Alrededor de este tronco se crea un diálogo entre piezas e historias: hay restos de apariencia líquida en las paredes, como si su derrame hubiera quedado congelado, los escombros de un botellón a los que también les ha crecido una especie de escarcha o moho cristalizado, sublimados sobre un pedestal, y el rótulo de un bar rescatado tras su cierre. Habla en el fondo de nuestra sociedad, desmemoriada, de cómo lo nuevo y sano, sustituye a lo antiguo y arrasa con lo que se encuentra a su paso, incluida la propia naturaleza. Y reivindica otra manera de contar el mundo, "empezando por una esquina". Un ejemplo de estas sutiles pinceladas son los dibujos que cuelgan de las paredes, hechos con delgados y esquemáticos trazos de tinta durante el confinamiento, mirando fijamente el movimiento de las ramas de los árboles que sobrevivieron a la tala.
Una exposición de pequeñas historias y lecturas infinitas en la que la luz y la vida van marcando el paso
Y, así, sin grandes sobresaltos, se van encadenando un sinfín de pequeñas historias que de otra manera se habrían perdido en la memoria de sus protagonistas.
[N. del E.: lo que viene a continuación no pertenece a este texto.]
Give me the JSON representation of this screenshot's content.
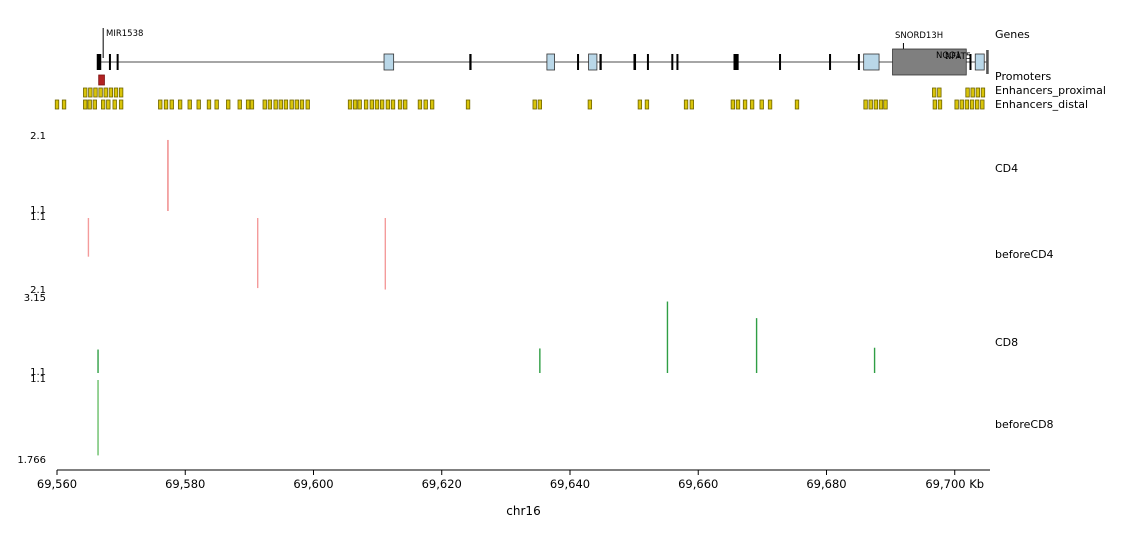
{
  "chart_data": {
    "type": "genome-tracks",
    "chromosome": "chr16",
    "unit": "Kb",
    "xaxis": {
      "title": "chr16",
      "domain_kb": [
        69560.0,
        69705.5
      ],
      "ticks_kb": [
        69560,
        69580,
        69600,
        69620,
        69640,
        69660,
        69680,
        69700
      ],
      "tick_labels": [
        "69,560",
        "69,580",
        "69,600",
        "69,620",
        "69,640",
        "69,660",
        "69,680",
        "69,700 Kb"
      ]
    },
    "gene_track": {
      "label": "Genes",
      "line_from_kb": 69566.5,
      "line_to_kb": 69705.2,
      "gene_labels": [
        {
          "text": "MIR1538",
          "marker_kb": 69567.2
        },
        {
          "text": "SNORD13H",
          "marker_kb": 69692.0
        },
        {
          "text": "NQO1"
        },
        {
          "text": "NFAT5"
        }
      ],
      "colors": {
        "exon": "#000000",
        "utr": "#b9d7e8",
        "gene_box": "#7f7f7f"
      },
      "features": [
        {
          "kb": 69566.2,
          "w": 0.7,
          "t": "exon"
        },
        {
          "kb": 69568.1,
          "w": 0.3,
          "t": "exon"
        },
        {
          "kb": 69569.3,
          "w": 0.3,
          "t": "exon"
        },
        {
          "kb": 69611.0,
          "w": 1.5,
          "t": "utr"
        },
        {
          "kb": 69624.3,
          "w": 0.35,
          "t": "exon"
        },
        {
          "kb": 69636.4,
          "w": 1.2,
          "t": "utr"
        },
        {
          "kb": 69641.1,
          "w": 0.3,
          "t": "exon"
        },
        {
          "kb": 69642.9,
          "w": 1.3,
          "t": "utr"
        },
        {
          "kb": 69644.6,
          "w": 0.35,
          "t": "exon"
        },
        {
          "kb": 69649.9,
          "w": 0.4,
          "t": "exon"
        },
        {
          "kb": 69652.0,
          "w": 0.3,
          "t": "exon"
        },
        {
          "kb": 69655.8,
          "w": 0.3,
          "t": "exon"
        },
        {
          "kb": 69656.6,
          "w": 0.3,
          "t": "exon"
        },
        {
          "kb": 69665.5,
          "w": 0.8,
          "t": "exon"
        },
        {
          "kb": 69672.6,
          "w": 0.3,
          "t": "exon"
        },
        {
          "kb": 69680.4,
          "w": 0.3,
          "t": "exon"
        },
        {
          "kb": 69684.9,
          "w": 0.3,
          "t": "exon"
        },
        {
          "kb": 69685.8,
          "w": 2.4,
          "t": "utr"
        },
        {
          "kb": 69690.3,
          "w": 11.5,
          "t": "gene_box"
        },
        {
          "kb": 69702.3,
          "w": 0.3,
          "t": "exon"
        },
        {
          "kb": 69703.2,
          "w": 1.4,
          "t": "utr"
        },
        {
          "kb": 69704.9,
          "w": 0.4,
          "t": "exon_tall"
        }
      ]
    },
    "promoters": {
      "label": "Promoters",
      "color": "#b22222",
      "items": [
        {
          "kb": 69566.5,
          "w": 0.9
        }
      ]
    },
    "enhancers_proximal": {
      "label": "Enhancers_proximal",
      "color": "#d9c40a",
      "positions_kb": [
        69564.4,
        69565.2,
        69566.0,
        69566.8,
        69567.6,
        69568.4,
        69569.2,
        69570.0,
        69696.8,
        69697.6,
        69702.0,
        69702.8,
        69703.6,
        69704.4
      ]
    },
    "enhancers_distal": {
      "label": "Enhancers_distal",
      "color": "#d9c40a",
      "positions_kb": [
        69560.0,
        69561.1,
        69564.4,
        69565.1,
        69565.9,
        69567.2,
        69568.0,
        69569.0,
        69570.0,
        69576.1,
        69577.0,
        69577.9,
        69579.2,
        69580.7,
        69582.1,
        69583.7,
        69584.9,
        69586.7,
        69588.5,
        69589.8,
        69590.4,
        69592.4,
        69593.2,
        69594.1,
        69594.9,
        69595.7,
        69596.6,
        69597.4,
        69598.2,
        69599.1,
        69605.7,
        69606.5,
        69607.2,
        69608.2,
        69609.1,
        69609.9,
        69610.7,
        69611.6,
        69612.4,
        69613.5,
        69614.3,
        69616.6,
        69617.5,
        69618.5,
        69624.1,
        69634.5,
        69635.3,
        69643.1,
        69650.9,
        69652.0,
        69658.1,
        69659.0,
        69665.4,
        69666.2,
        69667.3,
        69668.4,
        69669.9,
        69671.2,
        69675.4,
        69686.1,
        69686.9,
        69687.7,
        69688.5,
        69689.2,
        69696.9,
        69697.7,
        69700.3,
        69701.1,
        69701.9,
        69702.7,
        69703.5,
        69704.3
      ]
    },
    "signal_tracks": [
      {
        "id": "CD4",
        "label": "CD4",
        "color": "#ef8484",
        "direction": "up",
        "ylim": [
          1.1,
          2.1
        ],
        "top_label": "2.1",
        "bottom_label": "1.1",
        "peaks": [
          {
            "kb": 69577.3,
            "value": 2.06
          }
        ]
      },
      {
        "id": "beforeCD4",
        "label": "beforeCD4",
        "color": "#f49b9b",
        "direction": "down",
        "ylim": [
          1.1,
          2.1
        ],
        "top_label": "1.1",
        "bottom_label": "2.1",
        "peaks": [
          {
            "kb": 69564.9,
            "value": 1.63
          },
          {
            "kb": 69591.3,
            "value": 2.06
          },
          {
            "kb": 69611.2,
            "value": 2.08
          }
        ]
      },
      {
        "id": "CD8",
        "label": "CD8",
        "color": "#2f9e44",
        "direction": "up",
        "ylim": [
          1.1,
          3.15
        ],
        "top_label": "3.15",
        "bottom_label": "1.1",
        "peaks": [
          {
            "kb": 69566.4,
            "value": 1.75
          },
          {
            "kb": 69635.3,
            "value": 1.78
          },
          {
            "kb": 69655.2,
            "value": 3.08
          },
          {
            "kb": 69669.1,
            "value": 2.62
          },
          {
            "kb": 69687.5,
            "value": 1.8
          }
        ]
      },
      {
        "id": "beforeCD8",
        "label": "beforeCD8",
        "color": "#6abf69",
        "direction": "down",
        "ylim": [
          1.1,
          1.766
        ],
        "top_label": "1.1",
        "bottom_label": "1.766",
        "peaks": [
          {
            "kb": 69566.4,
            "value": 1.72
          }
        ]
      }
    ]
  }
}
El texto de la publicación que acompaña a la exposición tiene algo de spoiler, como si las obras fueran sus ilustraciones, o quizá al revés, o al tiempo.
Hay más piezas vegetales en otra sala, unos poderosos esquejes de potos de su abuela que cuelgan de unos maceteros transparentes. Están hechos en la Real Fábrica de Cristales de La Granja con los viejos vidrios de las ventanas de ese piso familiar. Las plantas crecen sobre un compost que tiene su origen en el chopo enfermo, en una especie de encuentro post mortem.
El círculo de esta arqueología del pasado se cierra con el rescate de una obra que el artista hizo en este mismo museo, dentro de Querer parecer noche (2018), interviniendo la pared con todo tipo de materiales provocando, literalmente, su efervescencia. Es una de las tantas capas de esta exposición de lecturas infinitas. Un sugerente relato visual en el que detenerse. La siguiente parada, en abril, será un dúo con David Horvitz en La Casa Encendida en el que la importancia de la luz y de lo escenográfico seguirán presentes.